Edmund Blufpand, voorzitter van de Vereniging van Surinaamse Melkboeren (VSMB), zegt dat de droogte een slechte invloed heeft op de groei van het gras. Volgens hem groeit het gras trager. “Maar het voordeel is wel dat het gras minder vochtig is, dus voedzamer”, aldus Blufpand. Voorts is hij van mening, dat de droogte niet echt nadelig is voor de melkproductie. “Uiteraard moet deze niet te lang aanhouden. De sector heeft andere problemen die een veel grotere rol spelen”, aldus Blufpand.

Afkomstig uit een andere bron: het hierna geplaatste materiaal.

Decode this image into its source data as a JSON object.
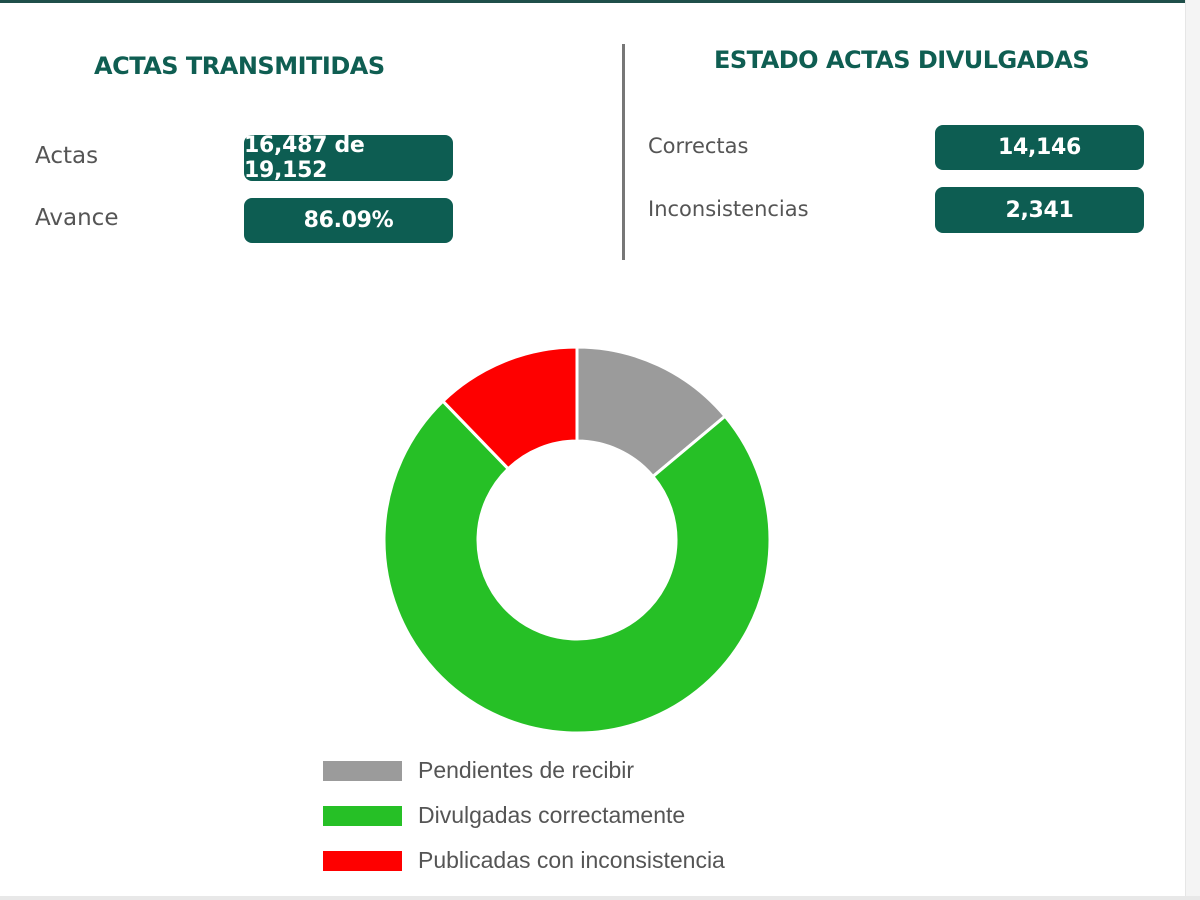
{
  "transmitidas": {
    "title": "ACTAS TRANSMITIDAS",
    "actas_label": "Actas",
    "actas_value": "16,487 de 19,152",
    "avance_label": "Avance",
    "avance_value": "86.09%"
  },
  "divulgadas": {
    "title": "ESTADO ACTAS DIVULGADAS",
    "correctas_label": "Correctas",
    "correctas_value": "14,146",
    "inconsistencias_label": "Inconsistencias",
    "inconsistencias_value": "2,341"
  },
  "chart_data": {
    "type": "pie",
    "donut": true,
    "start": "top, clockwise",
    "legend_position": "bottom",
    "series": [
      {
        "name": "Pendientes de recibir",
        "value": 2665,
        "color": "#9b9b9b"
      },
      {
        "name": "Divulgadas correctamente",
        "value": 14146,
        "color": "#26c026"
      },
      {
        "name": "Publicadas con inconsistencia",
        "value": 2341,
        "color": "#fe0000"
      }
    ]
  },
  "colors": {
    "accent": "#0d5d52",
    "title": "#0f5e52"
  }
}
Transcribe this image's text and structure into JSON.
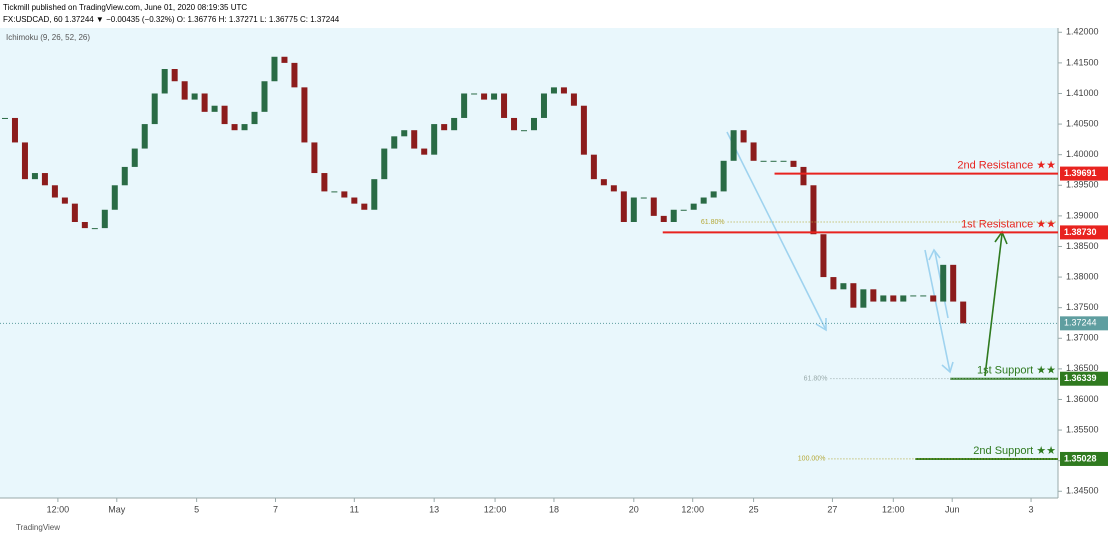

Hij wijst erop dat de problemen in de sector nog steeds dezelfde zijn. Blufpand somt op: vergrijzing, slechte irrigatie en ontwatering, hoge kosten voor voer. Ook zegt hij dat er geen geschikte grond te verkrijgen is, de verkaveling van veegronden, weinig tot geen begeleiding vanuit het ministerie van Landbouw, Veeteelt en Visserij. Blufpand maakt ook duidelijk, dat er geen inseminatiemogelijkheden zijn, geen goedkope kredieten om te kunnen investeren, weinig en/of achterhaalde mechanisatie. Volgens Blufpand is er geen vooruitzicht op snellere oplossingen in de melkveesector. “Waardoor er geen animo is”, aldus Blufpand.
Mukesh Ramlagan, voorzitter van de Veehoudersbond Suriname (VHB), zegt dat er binnen zijn organisatie weinig wordt geklaagd over de huidige droogte, die zijn voor- en nadelen kan hebben. Volgens hem zijn de boeren van zijn organisatie op verschillende locaties op zoek naar gras. Hij geeft als voorbeeld laagliggende percelen die het voordeel opleveren van schoongemaakte weilanden.
Volgens hem hebben de boeren wel moeite om voldoende gras voor het vee in de stallen te hebben. Hij wijst erop dat veel veehouders langs de weg in sloten en op overwoekerde leegstaande percelen naar gras zoeken. Echter is dat soms gevaarlijk, omdat volgens hem Openbare Werken de laatste tijd bij het schoonmaken van de sloten de begroeiing (gras) niet meer ophaalt, maar met verdelgingsmiddelen het gras bespuit. Volgens Ramlagan vormt dat een groot risico voor het vee, dat met dit gras wordt gevoed. Hij zegt dat het ministerie vooraf het voorgaande zou moeten melden.
Ook zegt hij dat sommige veehouders van verre op zoek gaan naar gras en niet bewust te zijn van het bespoten gras. Vaak is het nadelig voor de veehouders als ze niet ontdekken, dat het gras bespoten is met een of ander bestrijdingsmiddel.
“Daarmee kunnen de koeien niet gevoed worden”, aldus Ramlagan. Hij sprak ook over het rëele inkomen van huishoudens en is van mening dat het aanbod van de producten van melkvee, niet rechtstreeks gaan naar de veehouders, maar naar tussenhandelaren en anderen, waardoor ze niet zoveel greep hebben op de prijzen die de consument moet betalen. Ramlagan riep op tot het verwijderen van opkopers die ongevoelig zijn voor prijsopdrijving.
Ook wees hij erop, dat aan het ministerie van Landbouw, Veeteelt en Visserij meer dan eens is gevraagd, de VHB een vergunning te verstrekken voor het opzetten van een veemarkt. Volgens hem is daarop nog steeds niet gereageerd door de overheid. Ramlagan zegt dat zijn organisatie niets meer verwacht van deze regering om melkveehouders te helpen.